Anarchist Schools of Thought - Social Anarchism - Anarcho-syndicalism

Anarcho-syndicalism

In the early 20th century anarcho-syndicalism arose as a distinct school of thought within anarchism. More heavily focused on the labour movement than previous forms of anarchism, syndicalism posits radical trade unions as a potential force for revolutionary social change, replacing capitalism and the state with a new society, democratically self-managed by the workers. Anarcho-syndicalists seek to abolish the wage system and private ownership of the means of production, which they believe lead to class divisions. Important principles of syndicalism include workers' solidarity, direct action (such as general strikes and workplace recuperations), and workers' self-management.

Anarcho-syndicalism and other branches of anarchism are not mutually exclusive: anarcho-syndicalists often subscribe to communist or collectivist anarchism. Its advocates propose labour organization as a means to create the foundations of a non-hierarchical anarchist society within the current system and bring about social revolution. According to An Anarchist FAQ, anarcho-syndicalist economic systems often take the form of either a collectivist anarchist economic system or an anarcho-communist economic system.

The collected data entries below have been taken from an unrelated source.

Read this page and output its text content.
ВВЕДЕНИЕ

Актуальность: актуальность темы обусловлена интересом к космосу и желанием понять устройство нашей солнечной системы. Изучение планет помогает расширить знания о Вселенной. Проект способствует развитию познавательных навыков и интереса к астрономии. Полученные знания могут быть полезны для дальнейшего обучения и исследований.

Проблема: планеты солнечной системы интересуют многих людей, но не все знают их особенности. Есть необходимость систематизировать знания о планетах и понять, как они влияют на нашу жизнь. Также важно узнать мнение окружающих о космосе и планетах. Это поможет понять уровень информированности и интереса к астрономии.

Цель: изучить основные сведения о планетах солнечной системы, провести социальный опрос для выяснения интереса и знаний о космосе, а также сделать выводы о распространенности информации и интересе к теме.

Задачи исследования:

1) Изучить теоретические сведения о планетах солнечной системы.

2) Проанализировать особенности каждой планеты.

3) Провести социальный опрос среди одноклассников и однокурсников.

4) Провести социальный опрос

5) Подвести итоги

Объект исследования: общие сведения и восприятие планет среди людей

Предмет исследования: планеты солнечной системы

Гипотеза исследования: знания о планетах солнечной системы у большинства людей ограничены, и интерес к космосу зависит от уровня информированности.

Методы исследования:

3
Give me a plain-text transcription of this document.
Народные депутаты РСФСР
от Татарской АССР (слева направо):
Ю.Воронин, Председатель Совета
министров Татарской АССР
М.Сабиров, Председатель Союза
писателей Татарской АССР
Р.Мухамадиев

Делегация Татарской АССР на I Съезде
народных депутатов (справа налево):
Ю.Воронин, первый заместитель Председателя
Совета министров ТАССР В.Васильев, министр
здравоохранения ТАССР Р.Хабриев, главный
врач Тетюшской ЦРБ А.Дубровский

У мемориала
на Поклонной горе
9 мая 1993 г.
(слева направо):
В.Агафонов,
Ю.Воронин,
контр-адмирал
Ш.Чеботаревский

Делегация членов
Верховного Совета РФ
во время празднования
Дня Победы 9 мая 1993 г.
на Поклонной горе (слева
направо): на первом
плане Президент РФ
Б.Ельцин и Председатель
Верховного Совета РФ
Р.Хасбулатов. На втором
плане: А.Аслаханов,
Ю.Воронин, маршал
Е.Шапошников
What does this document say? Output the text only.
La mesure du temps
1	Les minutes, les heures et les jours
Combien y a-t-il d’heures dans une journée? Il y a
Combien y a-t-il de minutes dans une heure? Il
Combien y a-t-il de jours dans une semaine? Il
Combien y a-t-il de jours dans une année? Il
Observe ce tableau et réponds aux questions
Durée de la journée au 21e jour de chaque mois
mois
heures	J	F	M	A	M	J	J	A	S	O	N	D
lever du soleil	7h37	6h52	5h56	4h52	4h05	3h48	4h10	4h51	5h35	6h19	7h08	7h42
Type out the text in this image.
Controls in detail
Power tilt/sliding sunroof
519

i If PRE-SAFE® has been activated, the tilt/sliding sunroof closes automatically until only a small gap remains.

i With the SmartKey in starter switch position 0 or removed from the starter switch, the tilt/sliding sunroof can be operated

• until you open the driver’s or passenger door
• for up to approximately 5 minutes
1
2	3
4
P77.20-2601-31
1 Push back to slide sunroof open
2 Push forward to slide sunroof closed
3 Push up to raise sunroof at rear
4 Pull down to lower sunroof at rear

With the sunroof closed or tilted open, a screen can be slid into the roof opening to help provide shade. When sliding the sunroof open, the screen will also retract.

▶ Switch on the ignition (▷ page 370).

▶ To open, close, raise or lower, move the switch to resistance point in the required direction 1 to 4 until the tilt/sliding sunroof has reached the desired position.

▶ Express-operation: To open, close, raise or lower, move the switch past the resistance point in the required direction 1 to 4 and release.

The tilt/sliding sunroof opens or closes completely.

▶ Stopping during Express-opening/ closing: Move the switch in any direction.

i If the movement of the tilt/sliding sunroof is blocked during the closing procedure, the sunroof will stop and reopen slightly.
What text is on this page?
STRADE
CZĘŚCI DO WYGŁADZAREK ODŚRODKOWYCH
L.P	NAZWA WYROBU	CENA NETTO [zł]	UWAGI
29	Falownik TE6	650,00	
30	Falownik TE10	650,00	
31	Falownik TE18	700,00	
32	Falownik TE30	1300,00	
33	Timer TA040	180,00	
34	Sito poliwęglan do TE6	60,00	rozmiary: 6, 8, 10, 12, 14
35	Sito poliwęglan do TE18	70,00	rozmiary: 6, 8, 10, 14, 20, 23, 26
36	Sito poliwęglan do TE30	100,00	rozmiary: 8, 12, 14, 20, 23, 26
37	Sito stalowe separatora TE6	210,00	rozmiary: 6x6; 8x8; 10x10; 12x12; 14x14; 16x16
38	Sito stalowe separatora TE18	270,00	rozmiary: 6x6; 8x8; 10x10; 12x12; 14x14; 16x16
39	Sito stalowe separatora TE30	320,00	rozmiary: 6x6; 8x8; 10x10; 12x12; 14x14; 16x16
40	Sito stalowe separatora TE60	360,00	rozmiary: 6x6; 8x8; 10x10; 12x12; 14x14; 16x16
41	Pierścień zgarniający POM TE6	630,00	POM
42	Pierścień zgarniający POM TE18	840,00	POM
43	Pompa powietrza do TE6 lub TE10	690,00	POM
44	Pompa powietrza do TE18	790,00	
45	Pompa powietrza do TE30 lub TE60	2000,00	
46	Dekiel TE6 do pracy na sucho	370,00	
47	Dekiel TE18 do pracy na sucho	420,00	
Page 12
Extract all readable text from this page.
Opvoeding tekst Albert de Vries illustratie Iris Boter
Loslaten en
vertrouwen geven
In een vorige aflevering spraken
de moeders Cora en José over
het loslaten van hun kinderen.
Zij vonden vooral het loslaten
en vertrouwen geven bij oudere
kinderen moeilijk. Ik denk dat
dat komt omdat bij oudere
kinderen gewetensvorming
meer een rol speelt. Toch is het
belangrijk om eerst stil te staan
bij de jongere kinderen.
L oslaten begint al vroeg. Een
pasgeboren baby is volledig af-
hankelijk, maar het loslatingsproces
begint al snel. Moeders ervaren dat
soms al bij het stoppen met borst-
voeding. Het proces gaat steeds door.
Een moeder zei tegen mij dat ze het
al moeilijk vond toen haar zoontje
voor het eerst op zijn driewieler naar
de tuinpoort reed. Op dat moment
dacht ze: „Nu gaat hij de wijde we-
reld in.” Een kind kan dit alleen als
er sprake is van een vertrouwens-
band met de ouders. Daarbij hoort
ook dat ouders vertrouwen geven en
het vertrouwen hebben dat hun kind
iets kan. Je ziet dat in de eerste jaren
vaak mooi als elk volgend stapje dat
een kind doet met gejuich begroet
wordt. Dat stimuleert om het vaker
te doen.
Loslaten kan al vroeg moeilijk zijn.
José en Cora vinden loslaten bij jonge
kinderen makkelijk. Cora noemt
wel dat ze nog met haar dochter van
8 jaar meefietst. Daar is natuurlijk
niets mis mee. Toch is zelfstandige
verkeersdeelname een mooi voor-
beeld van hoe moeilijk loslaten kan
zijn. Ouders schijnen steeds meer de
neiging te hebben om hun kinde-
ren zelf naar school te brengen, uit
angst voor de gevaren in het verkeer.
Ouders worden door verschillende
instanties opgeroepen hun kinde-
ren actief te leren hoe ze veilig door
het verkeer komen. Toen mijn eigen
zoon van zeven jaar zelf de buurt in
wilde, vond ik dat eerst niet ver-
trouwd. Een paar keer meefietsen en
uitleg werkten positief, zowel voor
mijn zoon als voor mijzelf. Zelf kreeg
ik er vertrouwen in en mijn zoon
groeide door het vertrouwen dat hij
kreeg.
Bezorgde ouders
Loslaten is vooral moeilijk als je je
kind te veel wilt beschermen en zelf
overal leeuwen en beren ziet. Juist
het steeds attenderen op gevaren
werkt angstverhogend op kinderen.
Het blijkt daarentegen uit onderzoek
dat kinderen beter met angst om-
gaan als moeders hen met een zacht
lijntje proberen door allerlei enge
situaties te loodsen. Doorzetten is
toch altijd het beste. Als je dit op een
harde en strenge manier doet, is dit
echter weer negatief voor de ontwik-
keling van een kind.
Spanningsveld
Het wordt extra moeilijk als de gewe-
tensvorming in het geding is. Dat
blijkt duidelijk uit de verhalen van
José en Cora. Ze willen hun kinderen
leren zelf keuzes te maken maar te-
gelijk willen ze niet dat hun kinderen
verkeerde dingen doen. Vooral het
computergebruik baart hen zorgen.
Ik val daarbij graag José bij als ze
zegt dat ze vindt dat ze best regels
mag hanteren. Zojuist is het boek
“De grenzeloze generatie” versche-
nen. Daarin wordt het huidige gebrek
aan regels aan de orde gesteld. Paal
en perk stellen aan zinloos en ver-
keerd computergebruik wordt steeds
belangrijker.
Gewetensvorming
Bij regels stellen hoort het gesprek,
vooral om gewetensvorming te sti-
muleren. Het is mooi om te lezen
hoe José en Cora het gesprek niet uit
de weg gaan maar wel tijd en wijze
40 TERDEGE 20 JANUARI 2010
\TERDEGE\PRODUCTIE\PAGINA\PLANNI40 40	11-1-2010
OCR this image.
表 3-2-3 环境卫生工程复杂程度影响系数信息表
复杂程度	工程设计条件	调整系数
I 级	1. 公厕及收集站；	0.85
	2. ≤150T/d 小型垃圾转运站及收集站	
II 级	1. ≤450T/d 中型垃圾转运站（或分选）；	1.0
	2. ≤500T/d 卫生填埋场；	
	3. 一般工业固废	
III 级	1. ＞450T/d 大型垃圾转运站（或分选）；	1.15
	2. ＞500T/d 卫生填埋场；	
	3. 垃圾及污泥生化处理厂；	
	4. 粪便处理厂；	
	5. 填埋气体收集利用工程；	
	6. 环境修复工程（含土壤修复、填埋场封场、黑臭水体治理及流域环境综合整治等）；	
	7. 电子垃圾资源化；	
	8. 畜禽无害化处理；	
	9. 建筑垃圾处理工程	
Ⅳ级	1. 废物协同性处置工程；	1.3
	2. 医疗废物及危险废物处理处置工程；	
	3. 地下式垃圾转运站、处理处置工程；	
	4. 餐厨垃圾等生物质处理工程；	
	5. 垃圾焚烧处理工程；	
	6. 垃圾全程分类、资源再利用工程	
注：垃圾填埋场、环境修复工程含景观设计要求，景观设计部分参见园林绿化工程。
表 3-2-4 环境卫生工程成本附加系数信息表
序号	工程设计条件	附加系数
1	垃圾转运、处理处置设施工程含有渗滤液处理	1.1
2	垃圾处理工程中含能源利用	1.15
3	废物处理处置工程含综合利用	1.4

Rudolf Rocker is considered a leading anarcho-syndicalist theorist. He outlined a view of the origins of the movement, what it sought, and why it was important to the future of labour in his 1938 pamphlet Anarchosyndicalism. Although more frequently associated with labor struggles of the early 20th century (particularly in France and Spain), many syndicalist organizations are active today, including the SAC in Sweden, the USI in Italy, and the CNT in Spain. A number of these organizations are united across national borders by membership in the International Workers Association.